Current large language model (LLM) development treats task-solving and preference alignment as separate challenges, optimizing first for objective correctness, then for alignment to aggregated human preferences. This paradigm fails in human-facing applications where solving a problem correctly is insufficient if the response mismatches the user's needs. This challenge intensifies in just-in-time scenarios where no prior user interaction history exists due to cold-start conditions or privacy constraints. LLMs need to identify what they don't know about user preferences, strategically elicit preference values through questioning, then adapt their reasoning processes and responses accordingly -- a complicated chain of cognitive processes which we term personalized reasoning. We introduce PREFDISCO, an evaluation methodology that transforms static benchmarks into interactive personalization tasks using psychologically-grounded personas with sparse preferences. Our framework creates scenarios where identical questions require different reasoning chains depending on user context, as optimal explanation approaches vary by individual expertise and preferences while maintaining factual accuracy. Evaluation of 21 frontier models across 10 tasks reveals 29.0% of naive personalization attempts produce worse preference alignment than generic responses, yet generic responses also fail to serve individual user needs effectively. These findings suggest personalized reasoning requires dedicated development rather than emerging naturally. PREFDISCO establishes personalized reasoning as a measurable research frontier and reveals fundamental limitations in current LLMs' interactive capabilities, providing a foundation for developing systems that can adapt to individual users in education, healthcare, and technical domains where personalization is critical.

Paper Structure

This paper contains 45 sections, 6 equations, 6 figures, 1 table.

Figures (6)

  • Figure 1: Personalized reasoning in a medical scenario. Current LLMs provide generic responses without considering the user (left); a model with personalized reasoning capabilities incorporates discovered preferences to provide responses that is both correct and aligned to the user (right).
  • Figure 2: PrefDisco benchmark construction pipeline.
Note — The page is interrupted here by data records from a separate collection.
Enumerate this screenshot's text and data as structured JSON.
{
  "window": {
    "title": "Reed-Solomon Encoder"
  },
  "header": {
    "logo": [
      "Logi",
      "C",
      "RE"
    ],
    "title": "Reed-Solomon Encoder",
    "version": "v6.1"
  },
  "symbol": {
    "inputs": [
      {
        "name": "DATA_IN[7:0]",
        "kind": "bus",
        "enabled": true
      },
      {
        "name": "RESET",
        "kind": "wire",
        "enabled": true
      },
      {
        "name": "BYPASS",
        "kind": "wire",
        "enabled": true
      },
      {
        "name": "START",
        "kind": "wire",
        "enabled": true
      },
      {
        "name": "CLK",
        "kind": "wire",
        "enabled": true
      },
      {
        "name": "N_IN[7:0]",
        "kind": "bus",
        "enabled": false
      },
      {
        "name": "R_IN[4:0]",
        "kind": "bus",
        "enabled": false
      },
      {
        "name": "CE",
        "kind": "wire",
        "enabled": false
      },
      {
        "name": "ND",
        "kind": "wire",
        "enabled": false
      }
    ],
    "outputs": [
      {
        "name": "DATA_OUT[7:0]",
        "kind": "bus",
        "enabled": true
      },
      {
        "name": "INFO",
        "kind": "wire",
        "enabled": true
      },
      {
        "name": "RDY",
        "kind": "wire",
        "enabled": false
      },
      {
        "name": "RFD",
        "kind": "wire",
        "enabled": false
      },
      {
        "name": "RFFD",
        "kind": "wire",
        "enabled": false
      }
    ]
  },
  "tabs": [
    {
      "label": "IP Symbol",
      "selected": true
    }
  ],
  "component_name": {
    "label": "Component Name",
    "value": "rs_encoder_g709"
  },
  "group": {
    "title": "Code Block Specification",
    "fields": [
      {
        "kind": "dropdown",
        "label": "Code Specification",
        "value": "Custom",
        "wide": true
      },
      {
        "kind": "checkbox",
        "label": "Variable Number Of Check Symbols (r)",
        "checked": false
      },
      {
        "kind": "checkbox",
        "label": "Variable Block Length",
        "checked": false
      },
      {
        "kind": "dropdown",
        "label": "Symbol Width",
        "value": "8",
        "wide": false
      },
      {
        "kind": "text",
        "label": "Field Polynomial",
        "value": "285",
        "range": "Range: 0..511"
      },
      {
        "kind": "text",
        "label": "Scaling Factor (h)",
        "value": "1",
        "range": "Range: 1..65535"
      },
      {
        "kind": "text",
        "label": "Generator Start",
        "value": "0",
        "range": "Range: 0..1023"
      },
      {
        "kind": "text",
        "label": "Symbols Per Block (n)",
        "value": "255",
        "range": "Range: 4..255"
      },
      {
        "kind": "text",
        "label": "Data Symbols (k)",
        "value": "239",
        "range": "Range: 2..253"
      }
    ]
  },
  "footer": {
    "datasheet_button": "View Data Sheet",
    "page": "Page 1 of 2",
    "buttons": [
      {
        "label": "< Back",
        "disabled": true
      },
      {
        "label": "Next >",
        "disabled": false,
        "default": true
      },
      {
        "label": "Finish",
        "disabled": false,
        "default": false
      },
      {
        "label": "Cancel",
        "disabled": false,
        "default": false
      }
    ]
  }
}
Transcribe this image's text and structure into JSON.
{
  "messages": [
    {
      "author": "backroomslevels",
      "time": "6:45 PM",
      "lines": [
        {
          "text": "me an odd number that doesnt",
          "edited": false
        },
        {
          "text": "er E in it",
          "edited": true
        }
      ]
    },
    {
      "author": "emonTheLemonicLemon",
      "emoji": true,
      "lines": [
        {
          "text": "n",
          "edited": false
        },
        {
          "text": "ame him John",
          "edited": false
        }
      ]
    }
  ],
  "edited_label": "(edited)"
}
The framework transforms static benchmarks by sampling sparse, context-dependent preference subsets for each user-task pair, generating attribute-specific evaluation rubrics, and implementing realistic user simulation that requires models to discover preferences through "just-in-time" strategic questioning in cold-start scenarios.
  • Figure 3: Positive correlation (r=0.445) between question volume and preference alignment. Better personalization requires more extensive questioning. Regression coefficients: Claude=0.117, OpenAI=0.379, Gemini=0.474.
  • Figure 4: More personalization constraints in context hinder model reasoning abilities. Overall accuracy: Baseline=0.652, Oracle=0.618, Discovery=0.601. Trade-off is most pronounced in Math, AIME, and logic tasks.
  • Figure 5: Fixed interaction length hinders preference alignment on math and science tasks but improves preference alignment on social reasoning.